Common mistakes: Making a synchronous logging call in window.onerror (blocks event thread), not using navigator.sendBeacon() for logging during page unload (fetch may be canceled), logging without rate limiting (one bug causes thousands of identical log entries per second), and not including enough context (URL, user session, timestamp) for production debugging.

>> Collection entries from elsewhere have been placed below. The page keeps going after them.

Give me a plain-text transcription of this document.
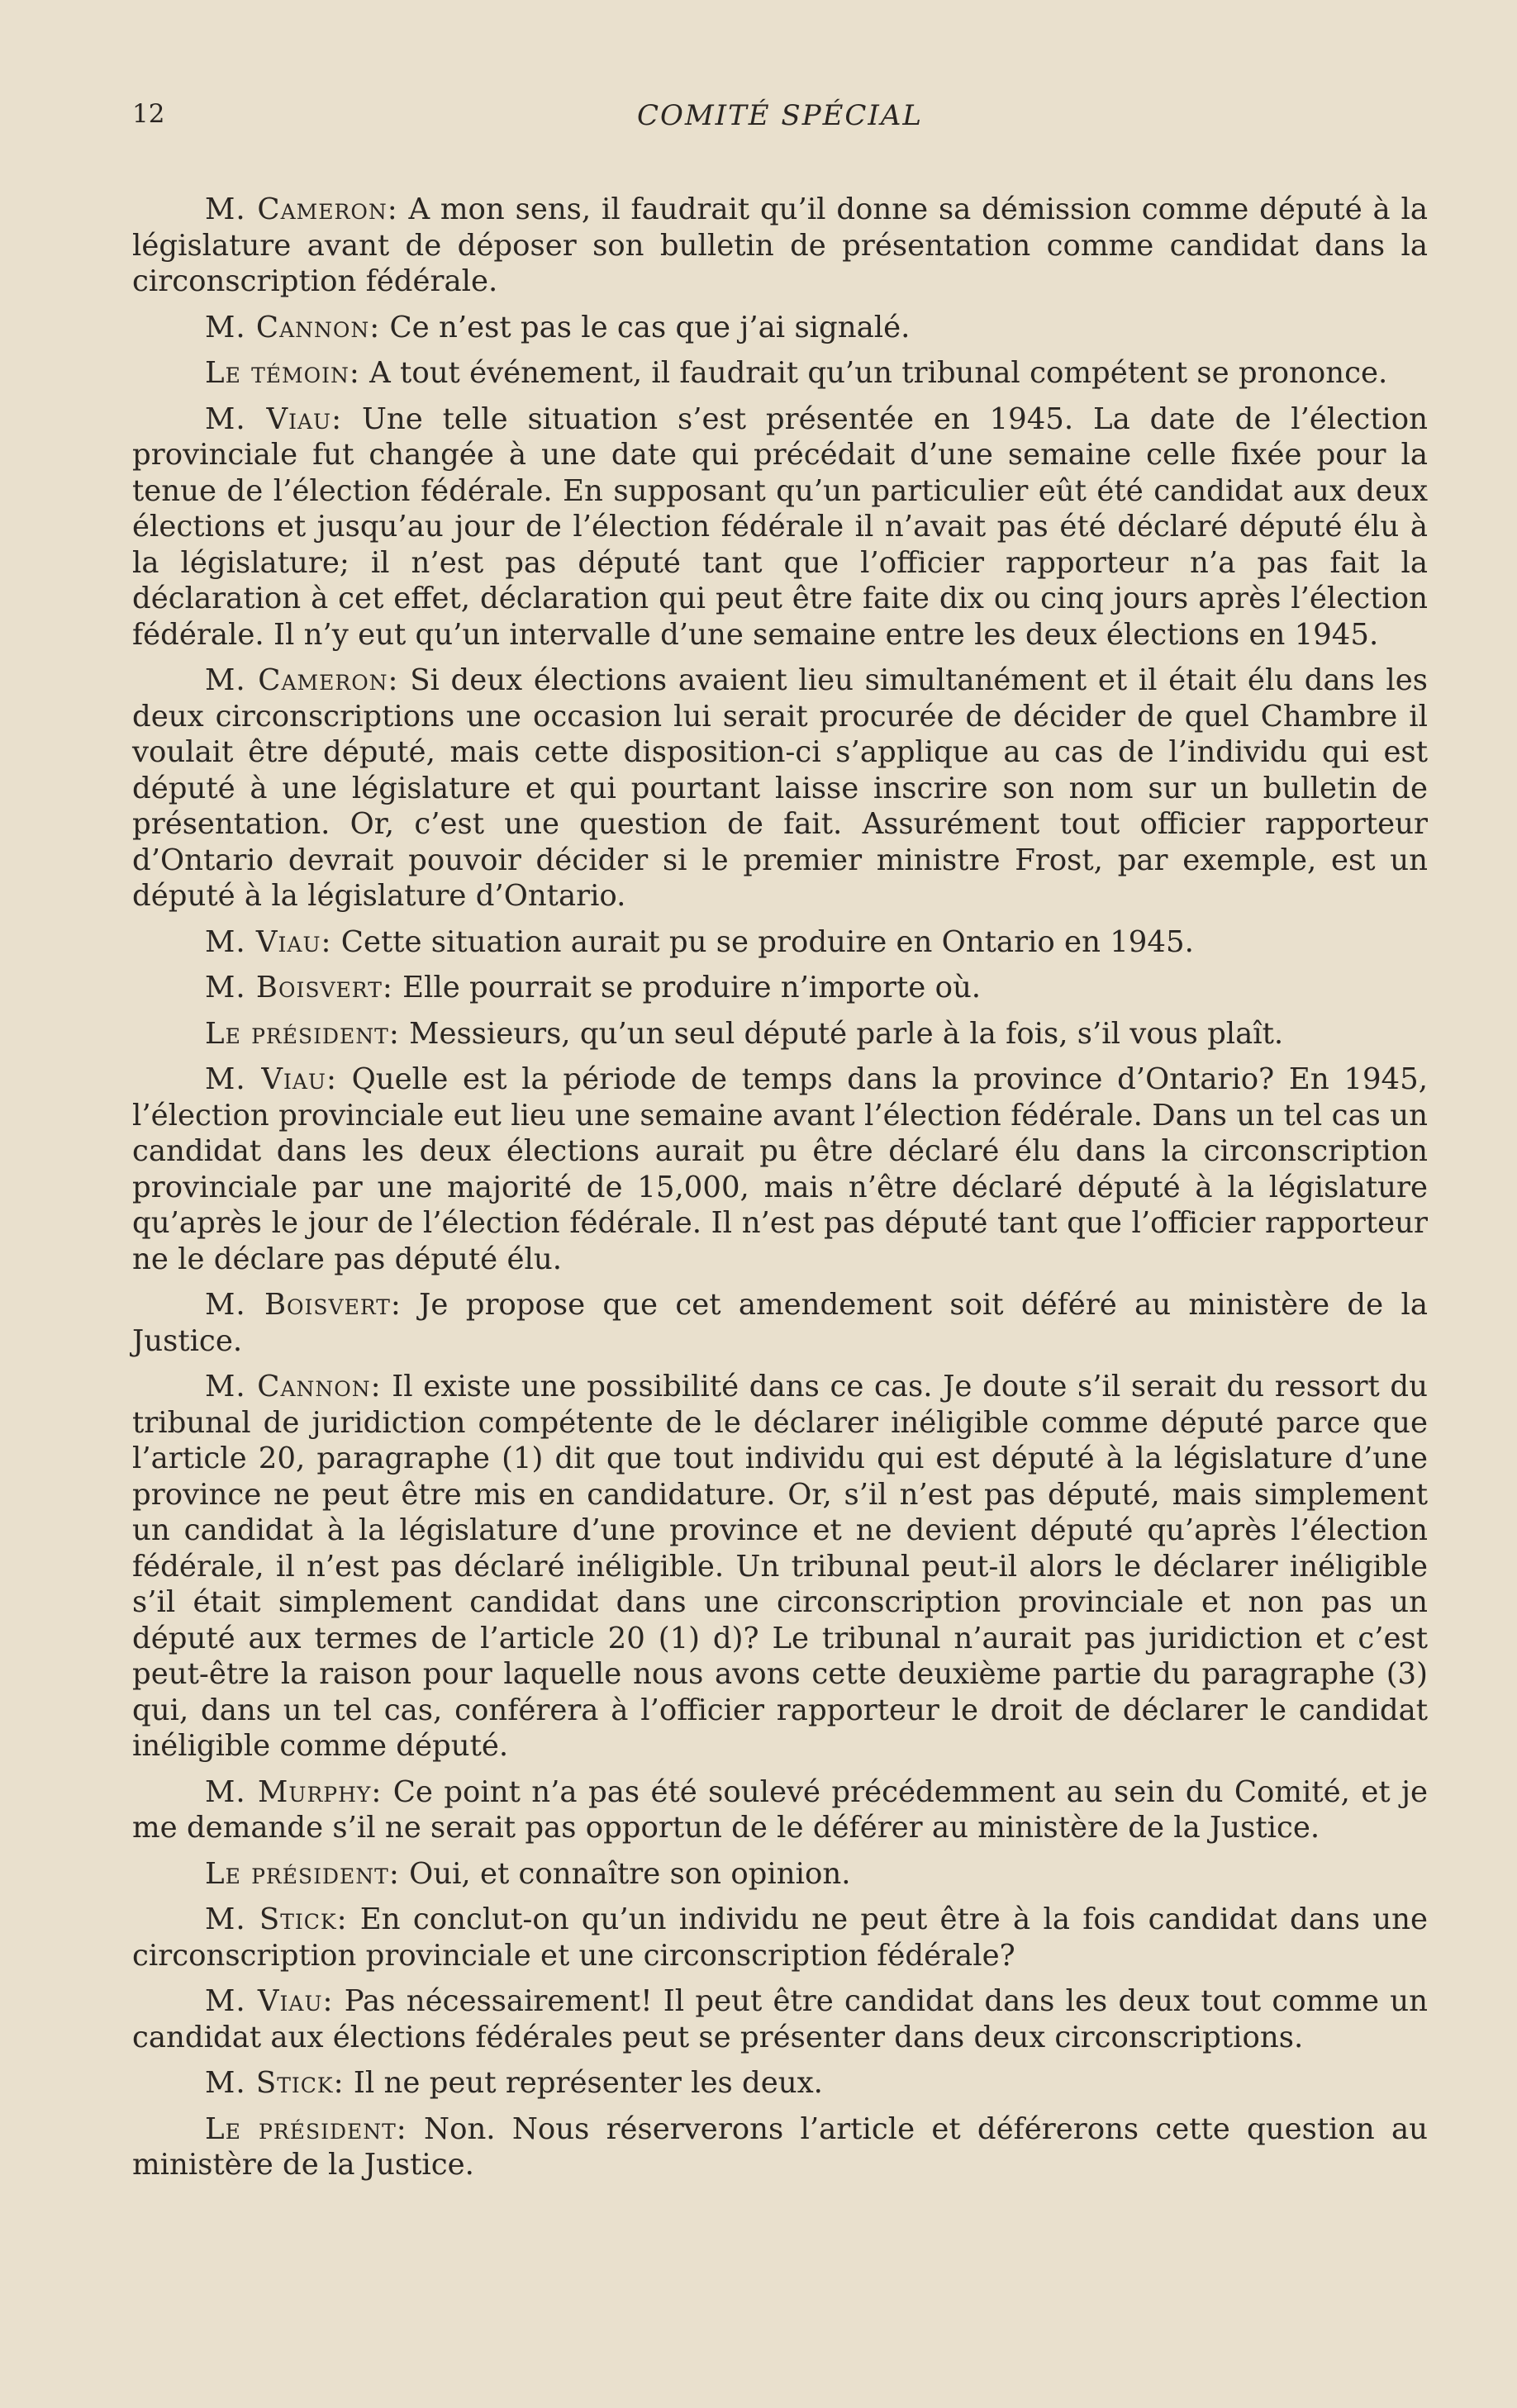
12	COMITÉ SPÉCIAL

M. Cameron: A mon sens, il faudrait qu’il donne sa démission comme député à la législature avant de déposer son bulletin de présentation comme candidat dans la circonscription fédérale.

M. Cannon: Ce n’est pas le cas que j’ai signalé.

Le témoin: A tout événement, il faudrait qu’un tribunal compétent se prononce.

M. Viau: Une telle situation s’est présentée en 1945. La date de l’élection provinciale fut changée à une date qui précédait d’une semaine celle fixée pour la tenue de l’élection fédérale. En supposant qu’un particulier eût été candidat aux deux élections et jusqu’au jour de l’élection fédérale il n’avait pas été déclaré député élu à la législature; il n’est pas député tant que l’officier rapporteur n’a pas fait la déclaration à cet effet, déclaration qui peut être faite dix ou cinq jours après l’élection fédérale. Il n’y eut qu’un intervalle d’une semaine entre les deux élections en 1945.

M. Cameron: Si deux élections avaient lieu simultanément et il était élu dans les deux circonscriptions une occasion lui serait procurée de décider de quel Chambre il voulait être député, mais cette disposition-ci s’applique au cas de l’individu qui est député à une législature et qui pourtant laisse inscrire son nom sur un bulletin de présentation. Or, c’est une question de fait. Assurément tout officier rapporteur d’Ontario devrait pouvoir décider si le premier ministre Frost, par exemple, est un député à la législature d’Ontario.

M. Viau: Cette situation aurait pu se produire en Ontario en 1945.

M. Boisvert: Elle pourrait se produire n’importe où.

Le président: Messieurs, qu’un seul député parle à la fois, s’il vous plaît.

M. Viau: Quelle est la période de temps dans la province d’Ontario? En 1945, l’élection provinciale eut lieu une semaine avant l’élection fédérale. Dans un tel cas un candidat dans les deux élections aurait pu être déclaré élu dans la circonscription provinciale par une majorité de 15,000, mais n’être déclaré député à la législature qu’après le jour de l’élection fédérale. Il n’est pas député tant que l’officier rapporteur ne le déclare pas député élu.

M. Boisvert: Je propose que cet amendement soit déféré au ministère de la Justice.

M. Cannon: Il existe une possibilité dans ce cas. Je doute s’il serait du ressort du tribunal de juridiction compétente de le déclarer inéligible comme député parce que l’article 20, paragraphe (1) dit que tout individu qui est député à la législature d’une province ne peut être mis en candidature. Or, s’il n’est pas député, mais simplement un candidat à la législature d’une province et ne devient député qu’après l’élection fédérale, il n’est pas déclaré inéligible. Un tribunal peut-il alors le déclarer inéligible s’il était simplement candidat dans une circonscription provinciale et non pas un député aux termes de l’article 20 (1) d)? Le tribunal n’aurait pas juridiction et c’est peut-être la raison pour laquelle nous avons cette deuxième partie du paragraphe (3) qui, dans un tel cas, conférera à l’officier rapporteur le droit de déclarer le candidat inéligible comme député.

M. Murphy: Ce point n’a pas été soulevé précédemment au sein du Comité, et je me demande s’il ne serait pas opportun de le déférer au ministère de la Justice.

Le président: Oui, et connaître son opinion.

M. Stick: En conclut-on qu’un individu ne peut être à la fois candidat dans une circonscription provinciale et une circonscription fédérale?

M. Viau: Pas nécessairement! Il peut être candidat dans les deux tout comme un candidat aux élections fédérales peut se présenter dans deux circonscriptions.

M. Stick: Il ne peut représenter les deux.

Le président: Non. Nous réserverons l’article et déférerons cette question au ministère de la Justice.
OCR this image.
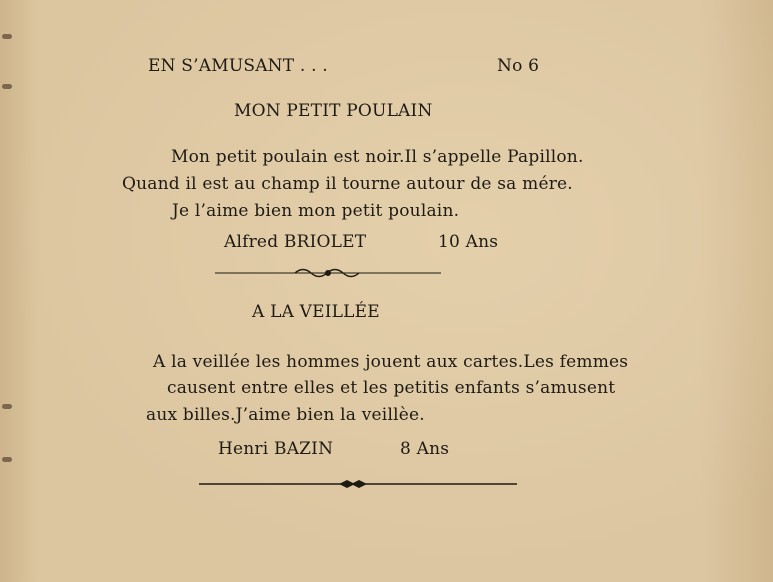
EN S’AMUSANT . . .	No 6
MON PETIT POULAIN
Mon petit poulain est noir.Il s’appelle Papillon.
Quand il est au champ il tourne autour de sa mére.
Je l’aime bien mon petit poulain.
Alfred BRIOLET	10 Ans
A LA VEILLÉE
A la veillée les hommes jouent aux cartes.Les femmes
causent entre elles et les petitis enfants s’amusent
aux billes.J’aime bien la veillèe.
Henri BAZIN	8 Ans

Structured error handling uses a hierarchy of custom Error subclasses to categorize errors by domain and severity. This enables precise error handling where different types of failures trigger different recovery strategies, rather than treating all errors the same way.
// Base application error
class AppError extends Error {
  constructor(message, statusCode = 500) {
    super(message);
    this.name = this.constructor.name;
    this.statusCode = statusCode;
    this.isOperational = true;
  }
}

// Specific error types
class NotFoundError extends AppError {
  constructor(resource) {
    super(resource + ' not found', 404);
  }
}

class ValidationError extends AppError {
  constructor(field, detail) {
    super('Validation failed: ' + detail, 400);
    this.field = field;
  }
}

class AuthError extends AppError {
  constructor(message = 'Unauthorized') {
    super(message, 401);
  }
}

// Centralized error handler
function handleError(err) {
  if (err instanceof ValidationError) {
    showFieldError(err.field, err.message);
  } else if (err instanceof NotFoundError) {
    showNotFoundPage();
  } else if (err instanceof AuthError) {
    redirectToLogin();
  } else {
    // Unknown error — log and show generic message
    console.error('Unexpected error:', err);
    showGenericError();
  }
}
The isOperational flag distinguishes expected errors from unexpected bugs — operational errors are handled gracefully while non-operational errors may require a process restart in server environments. Using this.constructor.name for the error name ensures it automatically matches the class name without manual assignment.

Why it matters: A structured error hierarchy with an isOperational flag is the architectural pattern for distinguishing self-healing (operational) from fatal (programmer) errors. It enables automatic error classification at the process level and clean monitoring dashboards.

Real applications: Express.js error middleware routing to different handlers based on error type, process manager restart logic triggered only for non-operational errors, API response formatting based on error class (NotFoundError → 404, AuthError → 401), and testing infrastructure that expects specific error classes from service methods.

Common mistakes: Not extending from a base AppError class (you can't use instanceof checks consistently), using string comparison on error.message for routing (fragile — messages change, classes don't), not setting isOperational (everything defaults to fatal), and creating too many fine-grained error subclasses when a status code + message is sufficient for most use cases.